Por la noche, una última carrera hasta el aeropuerto, en un taxi nuevo, con un conductor que ha debido formarse en una reputada escuela de kamikazes. 35 minutos de adelantamientos a gran velocidad, cambiando de carril, con uso continuado de la bocina, exigiendo paso, entre motos y coches, que apenas dejan espacio.
Las medidas de seguridad extremas, revisión meticulosa a pasajeros y equipaje de mano, provocan una larga cola. Ignoro por qué. Los controles no difieren en nada a los que se realizan en otros aeropuertos. Entre los objetos prohibidos se encuentran cerillas y encendedores. Debe ser difícil detectarlos porque en la sala habilitada para fumadores, varios pasajeros, sonreían al mostrarlos y ofrecer fuego a quienes nos habíamos desprendido de ellos.

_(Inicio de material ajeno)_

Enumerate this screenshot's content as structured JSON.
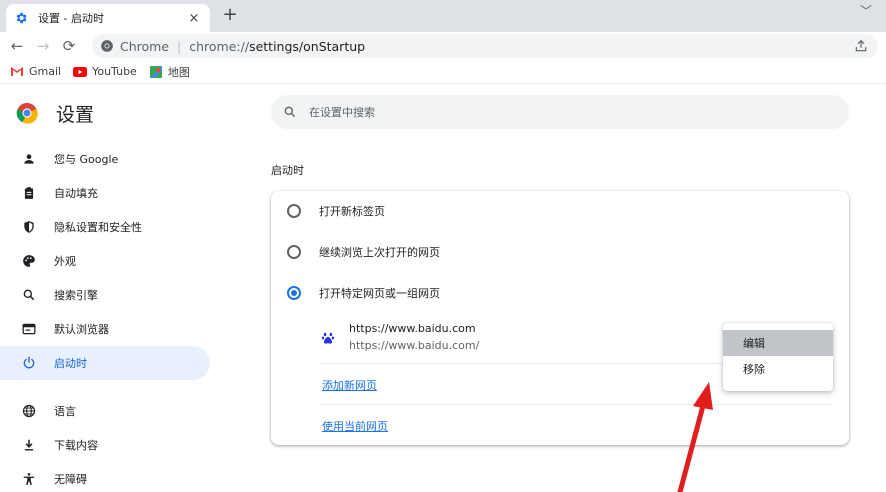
{
  "tab": {
    "title": "设置 - 启动时",
    "icon": "gear-icon",
    "close": "×"
  },
  "new_tab": "+",
  "tab_menu": "﹀",
  "toolbar": {
    "back": "←",
    "forward": "→",
    "reload": "⟳",
    "site_label": "Chrome",
    "url_host": "chrome://",
    "url_path": "settings/onStartup"
  },
  "bookmarks": [
    {
      "label": "Gmail",
      "icon": "gmail-icon"
    },
    {
      "label": "YouTube",
      "icon": "youtube-icon"
    },
    {
      "label": "地图",
      "icon": "maps-icon"
    }
  ],
  "settings": {
    "title": "设置",
    "search_placeholder": "在设置中搜索"
  },
  "sidebar": {
    "items": [
      {
        "label": "您与 Google",
        "icon": "person-icon"
      },
      {
        "label": "自动填充",
        "icon": "clipboard-icon"
      },
      {
        "label": "隐私设置和安全性",
        "icon": "shield-icon"
      },
      {
        "label": "外观",
        "icon": "palette-icon"
      },
      {
        "label": "搜索引擎",
        "icon": "search-icon"
      },
      {
        "label": "默认浏览器",
        "icon": "browser-icon"
      },
      {
        "label": "启动时",
        "icon": "power-icon",
        "active": true
      },
      {
        "label": "语言",
        "icon": "globe-icon"
      },
      {
        "label": "下载内容",
        "icon": "download-icon"
      },
      {
        "label": "无障碍",
        "icon": "accessibility-icon"
      }
    ]
  },
  "main": {
    "section_title": "启动时",
    "options": [
      {
        "label": "打开新标签页",
        "checked": false
      },
      {
        "label": "继续浏览上次打开的网页",
        "checked": false
      },
      {
        "label": "打开特定网页或一组网页",
        "checked": true
      }
    ],
    "site": {
      "name": "https://www.baidu.com",
      "url": "https://www.baidu.com/",
      "icon": "baidu-paw-icon"
    },
    "add_page": "添加新网页",
    "use_current": "使用当前网页"
  },
  "context_menu": {
    "items": [
      {
        "label": "编辑",
        "highlighted": true
      },
      {
        "label": "移除",
        "highlighted": false
      }
    ]
  },
  "colors": {
    "accent": "#1a73e8",
    "active_bg": "#e8f0fe",
    "arrow": "#e11d1d"
  }
}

Desde el aire observo las luces de Chennai. A los pocos minutos desparecen. Volamos sobre el mar. La India queda atrás. En total, he permanecido en el país unos tres meses y medio, en los que he recorrido algo más de 17.000 kms. ¿Qué puedo decir sobre esa gran extensión geográfica, en la que cabrían los países que formaban la antigua Europa de los quince? Nada. No quiero generalizar ni recurrir a los tópicos. Lamentablemente, a pesar de que la gente, en general, se ha portado amablemente conmigo, he de confesar que me he sentido más atraído por su pasado que por su presente. Tardaré en volver… si es que lo hago algún día. La India queda atrás. Estoy volando hacia Malasia.